Прошло много времени, она услышала, как открылась и захлопнулась дверь, и исподлобья оглядела зал – там был только молодой. Потом время остановилось, потом он потянул ее за руку и заставил встать. Она пошла с ним, через дверь, вниз по лестнице, и каждый шаг отдавался в голове взрывом боли, потом еще по какой-то лестнице, через открытый внутренний дворик, где по-прежнему лило, и к деревянной двери.

Не выпуская ее руку, что, учитывая ее состояние, было просто смешно, он повернул ключ и с силой открыл дверь. Бретт посмотрела в проем и увидела низкие ступеньки, ведущие в мерцающую темноту. За первой ступенькой тьма была кромешная, а на ее поверхности Бретт увидела отраженный в воде свет.

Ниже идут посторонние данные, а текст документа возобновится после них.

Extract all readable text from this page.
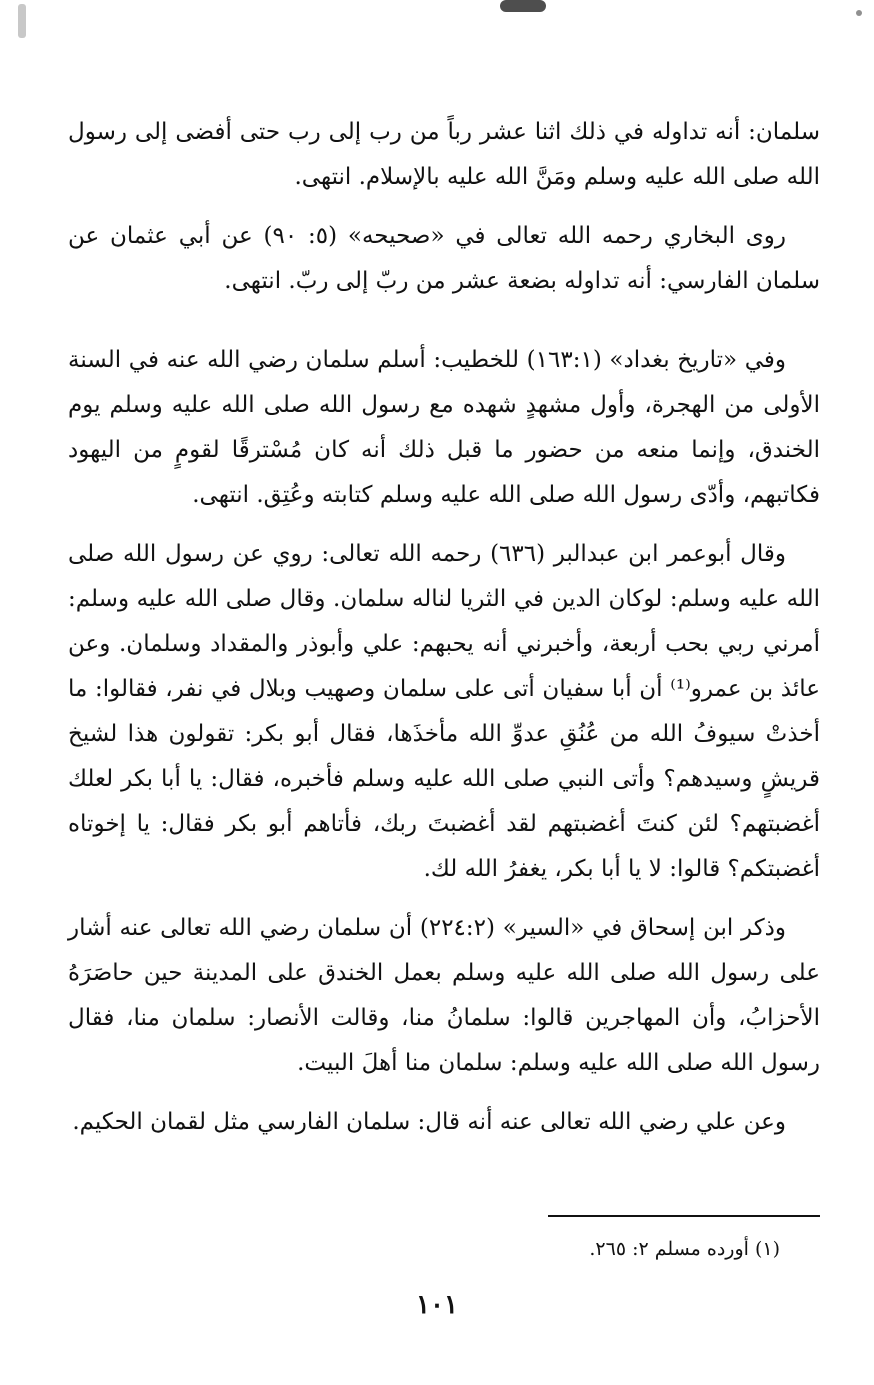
سلمان: أنه تداوله في ذلك اثنا عشر رباً من رب إلى رب حتى أفضى إلى رسول الله صلى الله عليه وسلم ومَنَّ الله عليه بالإسلام. انتهى.

روى البخاري رحمه الله تعالى في «صحيحه» (٥: ٩٠) عن أبي عثمان عن سلمان الفارسي: أنه تداوله بضعة عشر من ربّ إلى ربّ. انتهى.

وفي «تاريخ بغداد» (١٦٣:١) للخطيب: أسلم سلمان رضي الله عنه في السنة الأولى من الهجرة، وأول مشهدٍ شهده مع رسول الله صلى الله عليه وسلم يوم الخندق، وإنما منعه من حضور ما قبل ذلك أنه كان مُسْترقًا لقومٍ من اليهود فكاتبهم، وأدّى رسول الله صلى الله عليه وسلم كتابته وعُتِق. انتهى.

وقال أبوعمر ابن عبدالبر (٦٣٦) رحمه الله تعالى: روي عن رسول الله صلى الله عليه وسلم: لوكان الدين في الثريا لناله سلمان. وقال صلى الله عليه وسلم: أمرني ربي بحب أربعة، وأخبرني أنه يحبهم: علي وأبوذر والمقداد وسلمان. وعن عائذ بن عمرو⁽¹⁾ أن أبا سفيان أتى على سلمان وصهيب وبلال في نفر، فقالوا: ما أخذتْ سيوفُ الله من عُنُقِ عدوِّ الله مأخذَها، فقال أبو بكر: تقولون هذا لشيخ قريشٍ وسيدهم؟ وأتى النبي صلى الله عليه وسلم فأخبره، فقال: يا أبا بكر لعلك أغضبتهم؟ لئن كنتَ أغضبتهم لقد أغضبتَ ربك، فأتاهم أبو بكر فقال: يا إخوتاه أغضبتكم؟ قالوا: لا يا أبا بكر، يغفرُ الله لك.

وذكر ابن إسحاق في «السير» (٢٢٤:٢) أن سلمان رضي الله تعالى عنه أشار على رسول الله صلى الله عليه وسلم بعمل الخندق على المدينة حين حاصَرَهُ الأحزابُ، وأن المهاجرين قالوا: سلمانُ منا، وقالت الأنصار: سلمان منا، فقال رسول الله صلى الله عليه وسلم: سلمان منا أهلَ البيت.

وعن علي رضي الله تعالى عنه أنه قال: سلمان الفارسي مثل لقمان الحكيم.

(١) أورده مسلم ٢: ٢٦٥.
١٠١
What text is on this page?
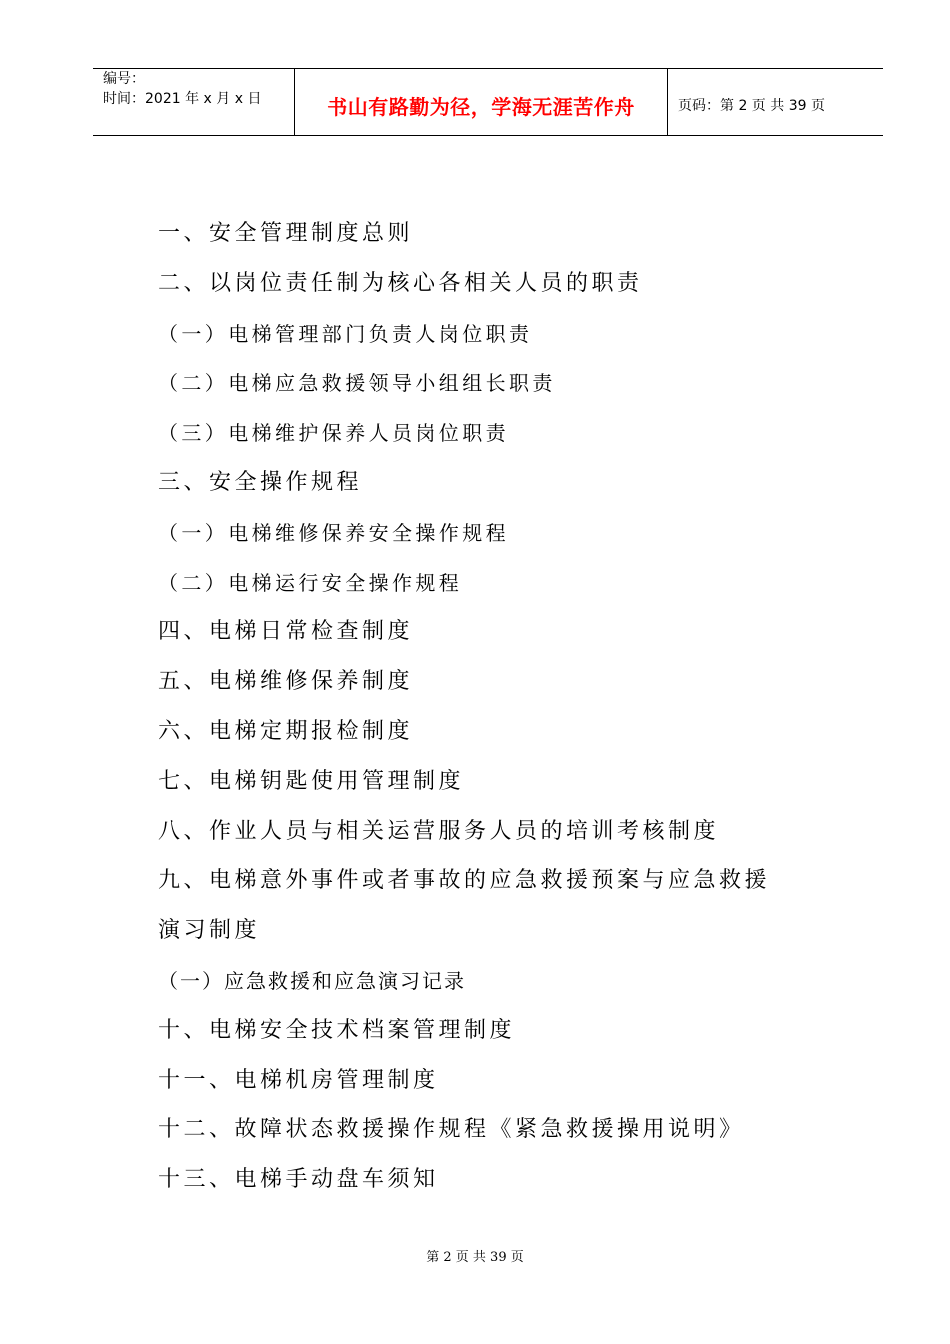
编号：
时间：2021 年 x 月 x 日	书山有路勤为径，学海无涯苦作舟	页码：第 2 页 共 39 页
一、安全管理制度总则
二、以岗位责任制为核心各相关人员的职责
（一）电梯管理部门负责人岗位职责
（二）电梯应急救援领导小组组长职责
（三）电梯维护保养人员岗位职责
三、安全操作规程
（一）电梯维修保养安全操作规程
（二）电梯运行安全操作规程
四、电梯日常检查制度
五、电梯维修保养制度
六、电梯定期报检制度
七、电梯钥匙使用管理制度
八、作业人员与相关运营服务人员的培训考核制度
九、电梯意外事件或者事故的应急救援预案与应急救援
演习制度
（一）应急救援和应急演习记录
十、电梯安全技术档案管理制度
十一、电梯机房管理制度
十二、故障状态救援操作规程《紧急救援操用说明》
十三、电梯手动盘车须知
第 2 页 共 39 页
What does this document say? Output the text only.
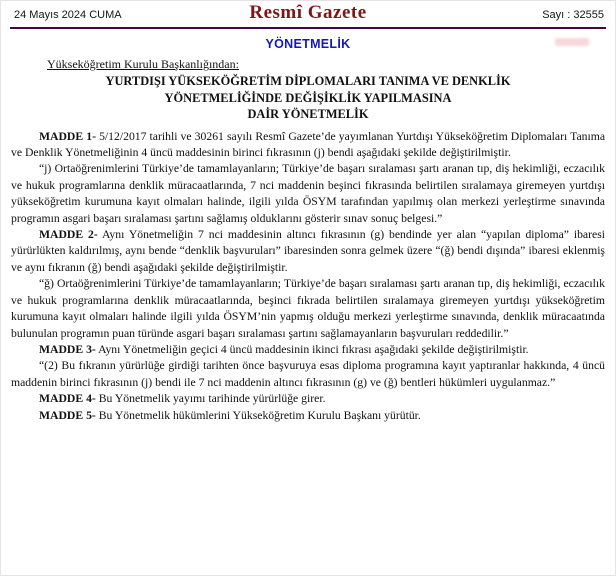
24 Mayıs 2024 CUMA	Resmî Gazete	Sayı : 32555
YÖNETMELİK

Yükseköğretim Kurulu Başkanlığından:

YURTDIŞI YÜKSEKÖĞRETİM DİPLOMALARI TANIMA VE DENKLİK
YÖNETMELİĞİNDE DEĞİŞİKLİK YAPILMASINA
DAİR YÖNETMELİK

MADDE 1- 5/12/2017 tarihli ve 30261 sayılı Resmî Gazete’de yayımlanan Yurtdışı Yükseköğretim Diplomaları Tanıma ve Denklik Yönetmeliğinin 4 üncü maddesinin birinci fıkrasının (j) bendi aşağıdaki şekilde değiştirilmiştir.

“j) Ortaöğrenimlerini Türkiye’de tamamlayanların; Türkiye’de başarı sıralaması şartı aranan tıp, diş hekimliği, eczacılık ve hukuk programlarına denklik müracaatlarında, 7 nci maddenin beşinci fıkrasında belirtilen sıralamaya giremeyen yurtdışı yükseköğretim kurumuna kayıt olmaları halinde, ilgili yılda ÖSYM tarafından yapılmış olan merkezi yerleştirme sınavında programın asgari başarı sıralaması şartını sağlamış olduklarını gösterir sınav sonuç belgesi.”

MADDE 2- Aynı Yönetmeliğin 7 nci maddesinin altıncı fıkrasının (g) bendinde yer alan “yapılan diploma” ibaresi yürürlükten kaldırılmış, aynı bende “denklik başvuruları” ibaresinden sonra gelmek üzere “(ğ) bendi dışında” ibaresi eklenmiş ve aynı fıkranın (ğ) bendi aşağıdaki şekilde değiştirilmiştir.

“ğ) Ortaöğrenimlerini Türkiye’de tamamlayanların; Türkiye’de başarı sıralaması şartı aranan tıp, diş hekimliği, eczacılık ve hukuk programlarına denklik müracaatlarında, beşinci fıkrada belirtilen sıralamaya giremeyen yurtdışı yükseköğretim kurumuna kayıt olmaları halinde ilgili yılda ÖSYM’nin yapmış olduğu merkezi yerleştirme sınavında, denklik müracaatında bulunulan programın puan türünde asgari başarı sıralaması şartını sağlamayanların başvuruları reddedilir.”

MADDE 3- Aynı Yönetmeliğin geçici 4 üncü maddesinin ikinci fıkrası aşağıdaki şekilde değiştirilmiştir.

“(2) Bu fıkranın yürürlüğe girdiği tarihten önce başvuruya esas diploma programına kayıt yaptıranlar hakkında, 4 üncü maddenin birinci fıkrasının (j) bendi ile 7 nci maddenin altıncı fıkrasının (g) ve (ğ) bentleri hükümleri uygulanmaz.”

MADDE 4- Bu Yönetmelik yayımı tarihinde yürürlüğe girer.

MADDE 5- Bu Yönetmelik hükümlerini Yükseköğretim Kurulu Başkanı yürütür.
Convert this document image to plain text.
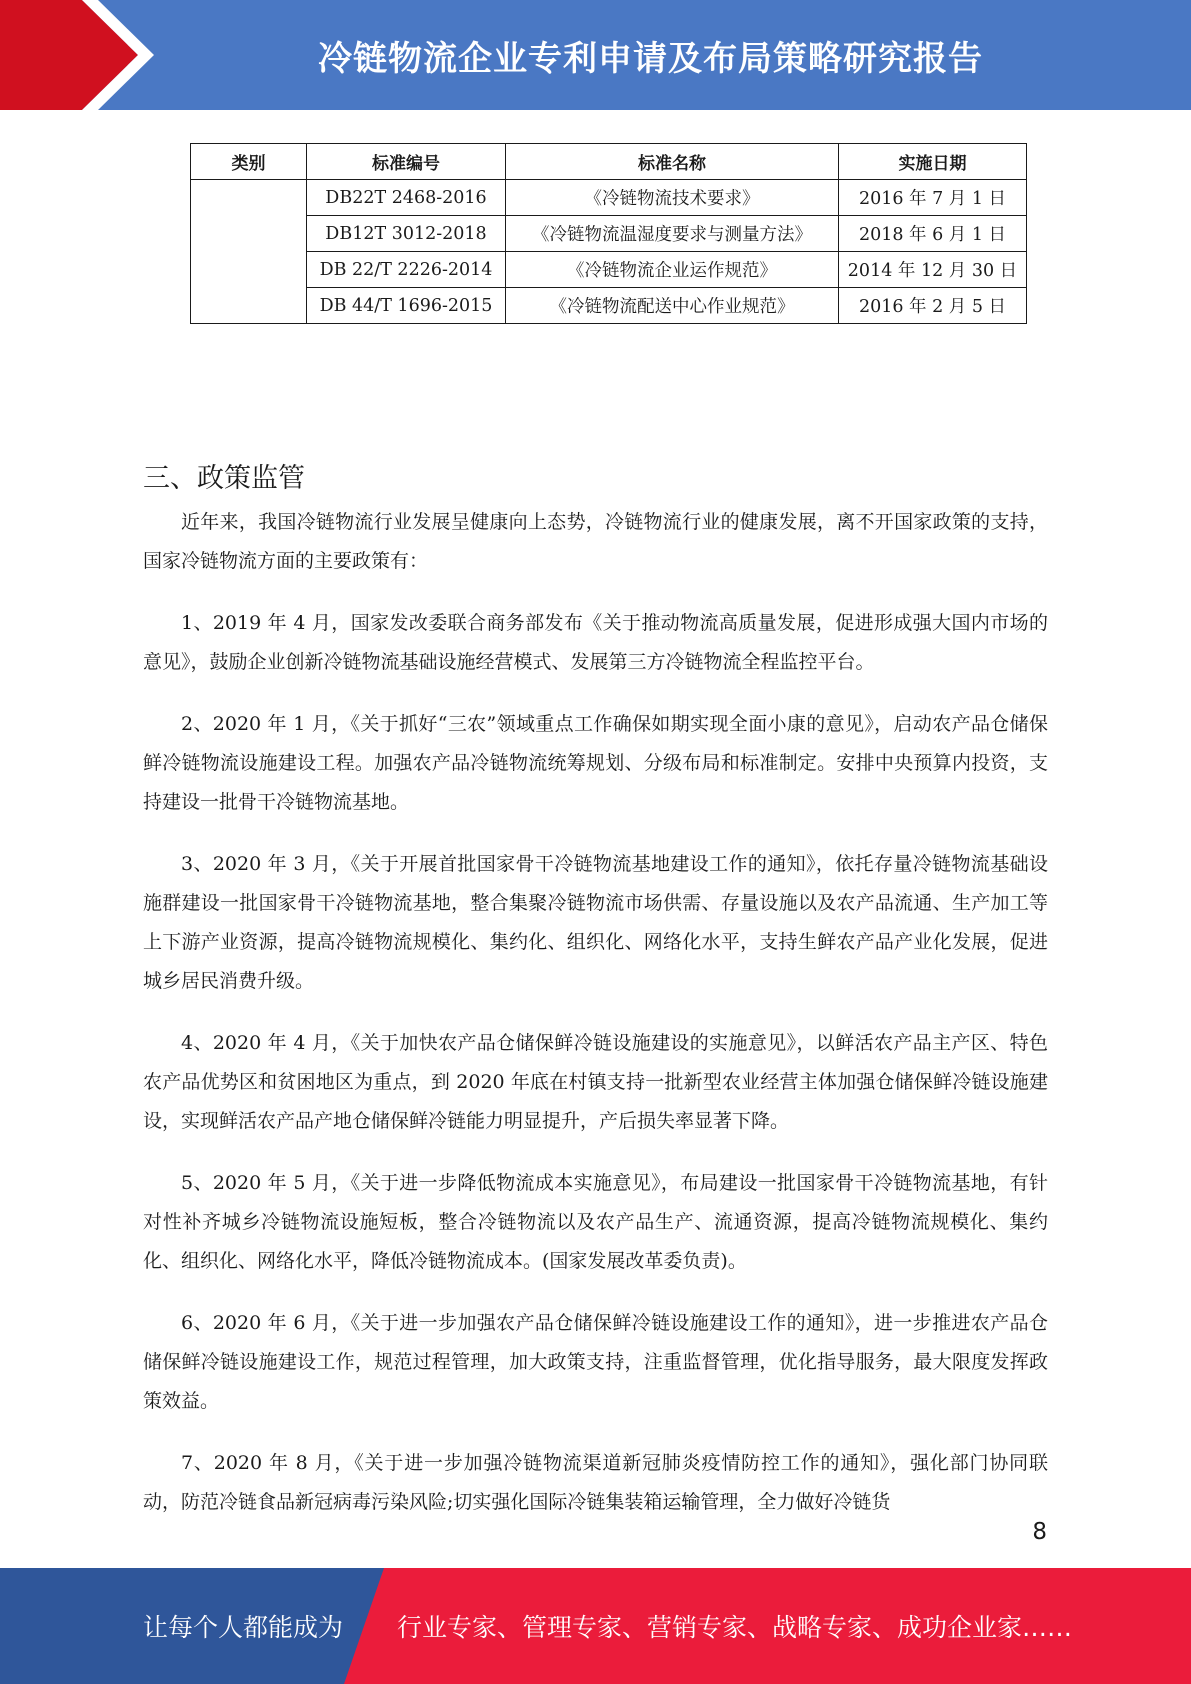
冷链物流企业专利申请及布局策略研究报告
类别	标准编号	标准名称	实施日期
	DB22T 2468-2016	《冷链物流技术要求》	2016 年 7 月 1 日
	DB12T 3012-2018	《冷链物流温湿度要求与测量方法》	2018 年 6 月 1 日
	DB 22/T 2226-2014	《冷链物流企业运作规范》	2014 年 12 月 30 日
	DB 44/T 1696-2015	《冷链物流配送中心作业规范》	2016 年 2 月 5 日
三、政策监管

近年来，我国冷链物流行业发展呈健康向上态势，冷链物流行业的健康发展，离不开国家政策的支持，国家冷链物流方面的主要政策有：

1、2019 年 4 月，国家发改委联合商务部发布《关于推动物流高质量发展，促进形成强大国内市场的意见》，鼓励企业创新冷链物流基础设施经营模式、发展第三方冷链物流全程监控平台。

2、2020 年 1 月，《关于抓好“三农”领域重点工作确保如期实现全面小康的意见》，启动农产品仓储保鲜冷链物流设施建设工程。加强农产品冷链物流统筹规划、分级布局和标准制定。安排中央预算内投资，支持建设一批骨干冷链物流基地。

3、2020 年 3 月，《关于开展首批国家骨干冷链物流基地建设工作的通知》，依托存量冷链物流基础设施群建设一批国家骨干冷链物流基地，整合集聚冷链物流市场供需、存量设施以及农产品流通、生产加工等上下游产业资源，提高冷链物流规模化、集约化、组织化、网络化水平，支持生鲜农产品产业化发展，促进城乡居民消费升级。

4、2020 年 4 月，《关于加快农产品仓储保鲜冷链设施建设的实施意见》，以鲜活农产品主产区、特色农产品优势区和贫困地区为重点，到 2020 年底在村镇支持一批新型农业经营主体加强仓储保鲜冷链设施建设，实现鲜活农产品产地仓储保鲜冷链能力明显提升，产后损失率显著下降。

5、2020 年 5 月，《关于进一步降低物流成本实施意见》，布局建设一批国家骨干冷链物流基地，有针对性补齐城乡冷链物流设施短板，整合冷链物流以及农产品生产、流通资源，提高冷链物流规模化、集约化、组织化、网络化水平，降低冷链物流成本。(国家发展改革委负责)。

6、2020 年 6 月，《关于进一步加强农产品仓储保鲜冷链设施建设工作的通知》，进一步推进农产品仓储保鲜冷链设施建设工作，规范过程管理，加大政策支持，注重监督管理，优化指导服务，最大限度发挥政策效益。

7、2020 年 8 月，《关于进一步加强冷链物流渠道新冠肺炎疫情防控工作的通知》，强化部门协同联动，防范冷链食品新冠病毒污染风险;切实强化国际冷链集装箱运输管理，全力做好冷链货

8
让每个人都能成为 行业专家、管理专家、营销专家、战略专家、成功企业家……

Мужчина схватил Бретт за плечо. Он вытолкнул ее наружу, и она полетела вперед, инстинктивно ища ногами ступеньки. На первой же ботинок ушел под воду, а вторая была склизкой от водорослей, и каблук поехал. Бретт успела только выставить вперед руки и ухнула в продолжающую прибывать воду.

Глава 23

Единственное, чего хотела Флавия, – выключить музыку, которая совершенно неуместно гремела на всю квартиру. Когда Флавия приблизилась к книжному шкафу, флейты и скрипки исторгали чистейшие трели, но ей хотелось только тишины и покоя. Она беспомощно оглядела сложную стереоаппаратуру и обругала себя за то, что так и не удосужилась научиться ею пользоваться. Но тут музыка поднялась к еще большим высотам красоты, гармония достигла апофеоза, и симфония закончилась. Флавия с облегчением повернулась к Брунетти.